Preimplantation genetic diagnosis (PGD) could help some women who suffer from repeated unexplained miscarriages. Carmen Rubio, co-ordinator of a PGD programme in Spain, told the annual conference of the European Society of Human Reproduction and Embryology (ESHRE) last week that her research showed that chromosomal abnormalities could be partly to blame for recurrent miscarriages.
Rubio and her colleagues say that using PGD they had improved pregnancy rates and lowered the risk of miscarriage in women who had suffered successive miscarriages previously. Embryos were screened for chromosomal abnormalities during IVF procedures and only normal embryos were implanted back into the women.

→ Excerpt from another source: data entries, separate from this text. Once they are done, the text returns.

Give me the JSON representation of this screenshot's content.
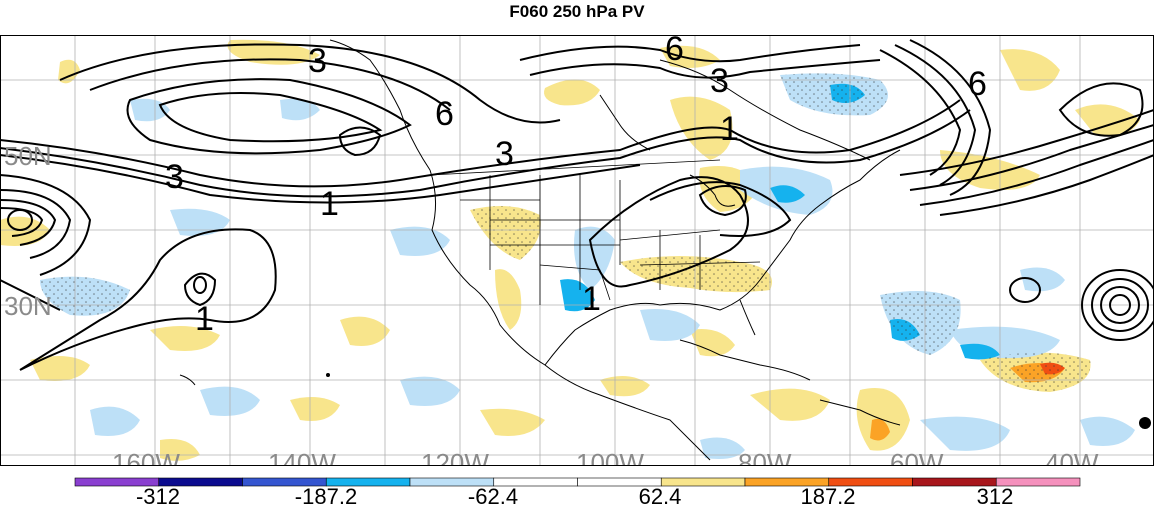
{
  "title": "F060 250 hPa PV",
  "lat_labels": [
    "50N",
    "30N"
  ],
  "lon_labels": [
    "160W",
    "140W",
    "120W",
    "100W",
    "80W",
    "60W",
    "40W"
  ],
  "contour_labels": [
    "3",
    "6",
    "6",
    "3",
    "6",
    "3",
    "3",
    "1",
    "1",
    "1",
    "1"
  ],
  "colorbar": {
    "colors": [
      "#8a3fd0",
      "#0b0b8f",
      "#3455d0",
      "#15b2ee",
      "#bde0f7",
      "#ffffff",
      "#ffffff",
      "#f8e58c",
      "#fba326",
      "#f04e12",
      "#a8161c",
      "#f591bd"
    ],
    "labels": [
      "-312",
      "-187.2",
      "-62.4",
      "62.4",
      "187.2",
      "312"
    ]
  },
  "colors": {
    "shade_pos_light": "#f8e58c",
    "shade_pos_mid": "#fba326",
    "shade_pos_strong": "#f04e12",
    "shade_neg_light": "#bde0f7",
    "shade_neg_mid": "#15b2ee",
    "grid": "#b0b0b0",
    "axis_label": "#8a8a8a"
  }
}
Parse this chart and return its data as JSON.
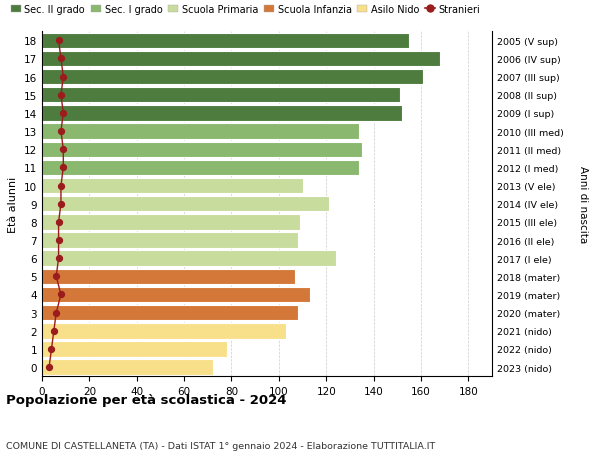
{
  "ages": [
    0,
    1,
    2,
    3,
    4,
    5,
    6,
    7,
    8,
    9,
    10,
    11,
    12,
    13,
    14,
    15,
    16,
    17,
    18
  ],
  "values": [
    72,
    78,
    103,
    108,
    113,
    107,
    124,
    108,
    109,
    121,
    110,
    134,
    135,
    134,
    152,
    151,
    161,
    168,
    155
  ],
  "right_labels": [
    "2023 (nido)",
    "2022 (nido)",
    "2021 (nido)",
    "2020 (mater)",
    "2019 (mater)",
    "2018 (mater)",
    "2017 (I ele)",
    "2016 (II ele)",
    "2015 (III ele)",
    "2014 (IV ele)",
    "2013 (V ele)",
    "2012 (I med)",
    "2011 (II med)",
    "2010 (III med)",
    "2009 (I sup)",
    "2008 (II sup)",
    "2007 (III sup)",
    "2006 (IV sup)",
    "2005 (V sup)"
  ],
  "bar_colors": [
    "#f8e08a",
    "#f8e08a",
    "#f8e08a",
    "#d4783a",
    "#d4783a",
    "#d4783a",
    "#c8dc9e",
    "#c8dc9e",
    "#c8dc9e",
    "#c8dc9e",
    "#c8dc9e",
    "#8ab86e",
    "#8ab86e",
    "#8ab86e",
    "#4d7c3e",
    "#4d7c3e",
    "#4d7c3e",
    "#4d7c3e",
    "#4d7c3e"
  ],
  "legend_labels": [
    "Sec. II grado",
    "Sec. I grado",
    "Scuola Primaria",
    "Scuola Infanzia",
    "Asilo Nido",
    "Stranieri"
  ],
  "legend_colors": [
    "#4d7c3e",
    "#8ab86e",
    "#c8dc9e",
    "#d4783a",
    "#f8e08a",
    "#9b1c1c"
  ],
  "ylabel": "Età alunni",
  "xlabel_right": "Anni di nascita",
  "xlim": [
    0,
    190
  ],
  "xticks": [
    0,
    20,
    40,
    60,
    80,
    100,
    120,
    140,
    160,
    180
  ],
  "title": "Popolazione per età scolastica - 2024",
  "subtitle": "COMUNE DI CASTELLANETA (TA) - Dati ISTAT 1° gennaio 2024 - Elaborazione TUTTITALIA.IT",
  "stranieri_color": "#9b1c1c",
  "stranieri_x": [
    3,
    4,
    5,
    6,
    8,
    6,
    7,
    7,
    7,
    8,
    8,
    9,
    9,
    8,
    9,
    8,
    9,
    8,
    7
  ],
  "bg_color": "#ffffff",
  "grid_color": "#cccccc"
}
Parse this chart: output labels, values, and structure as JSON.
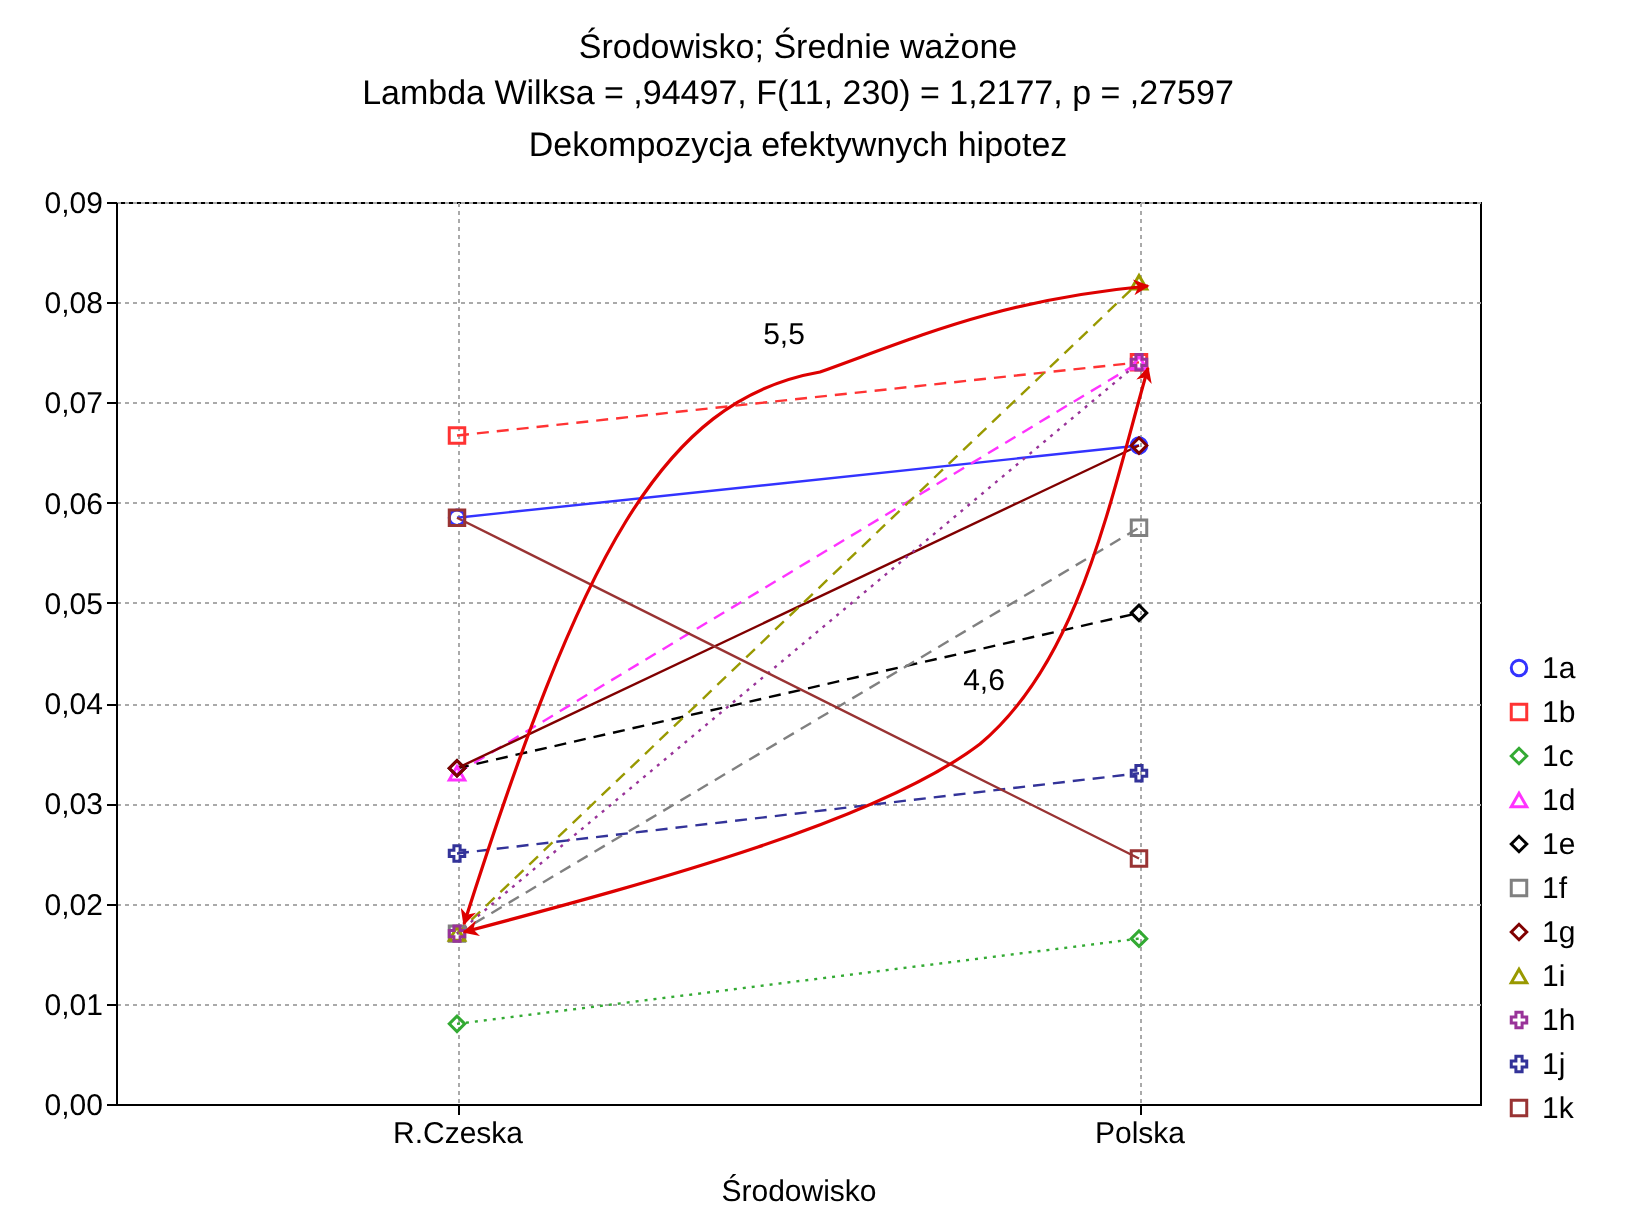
{
  "chart_data": {
    "type": "line",
    "title": "Środowisko; Średnie ważone",
    "subtitle": "Lambda Wilksa = ,94497, F(11, 230) = 1,2177, p = ,27597\nDekompozycja efektywnych hipotez",
    "xlabel": "Środowisko",
    "categories": [
      "R.Czeska",
      "Polska"
    ],
    "ylim": [
      0,
      0.09
    ],
    "yticks": [
      {
        "value": 0,
        "label": "0,00"
      },
      {
        "value": 0.01,
        "label": "0,01"
      },
      {
        "value": 0.02,
        "label": "0,02"
      },
      {
        "value": 0.03,
        "label": "0,03"
      },
      {
        "value": 0.04,
        "label": "0,04"
      },
      {
        "value": 0.05,
        "label": "0,05"
      },
      {
        "value": 0.06,
        "label": "0,06"
      },
      {
        "value": 0.07,
        "label": "0,07"
      },
      {
        "value": 0.08,
        "label": "0,08"
      },
      {
        "value": 0.09,
        "label": "0,09"
      }
    ],
    "grid": true,
    "legend": "right",
    "annotations": [
      "5,5",
      "4,6"
    ],
    "series": [
      {
        "name": "1a",
        "color": "#3333ff",
        "values": [
          0.0585,
          0.0657
        ],
        "marker": "circle",
        "line_style": "solid"
      },
      {
        "name": "1b",
        "color": "#ff3333",
        "values": [
          0.0667,
          0.074
        ],
        "marker": "square",
        "line_style": "dashed"
      },
      {
        "name": "1c",
        "color": "#33aa33",
        "values": [
          0.008,
          0.0165
        ],
        "marker": "diamond",
        "line_style": "dotted"
      },
      {
        "name": "1d",
        "color": "#ff33ff",
        "values": [
          0.033,
          0.074
        ],
        "marker": "triangle",
        "line_style": "dashed"
      },
      {
        "name": "1e",
        "color": "#000000",
        "values": [
          0.0335,
          0.049
        ],
        "marker": "diamond",
        "line_style": "dashed"
      },
      {
        "name": "1f",
        "color": "#808080",
        "values": [
          0.017,
          0.0575
        ],
        "marker": "square",
        "line_style": "dashed"
      },
      {
        "name": "1g",
        "color": "#800000",
        "values": [
          0.0335,
          0.0657
        ],
        "marker": "diamond",
        "line_style": "solid"
      },
      {
        "name": "1i",
        "color": "#999900",
        "values": [
          0.017,
          0.082
        ],
        "marker": "triangle",
        "line_style": "dashed"
      },
      {
        "name": "1h",
        "color": "#993399",
        "values": [
          0.017,
          0.074
        ],
        "marker": "cross",
        "line_style": "dotted"
      },
      {
        "name": "1j",
        "color": "#333399",
        "values": [
          0.025,
          0.033
        ],
        "marker": "cross",
        "line_style": "dashed"
      },
      {
        "name": "1k",
        "color": "#993333",
        "values": [
          0.0585,
          0.0245
        ],
        "marker": "square",
        "line_style": "solid"
      }
    ]
  }
}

PGD was carried out in 71 couples where the woman had a history of repeated unexplained miscarriages and a control group of 28 fertile women undergoing PGD for sex-linked diseases. The researchers found that the percentage of embryos with chromosomal abnormalities was higher in the embryos from the women who suffered miscarriages. However, after transferring only embryos without chromosomal abnormalities back into the women, similar pregnancy rates were achieved in both groups. In addition, the rate of miscarriage was reduced for the women at risk.
Summing up the results, Rubio said that 'our study shows that, in some couples suffering from repeated unexplained miscarriages, chromosomal abnormalities in the embryo can be the cause of the problem. High pregnancy rates and a decreased risk of further miscarriages can be achieved in these couples by using PGD to select only the normal embryos to be transferred into the uterus'.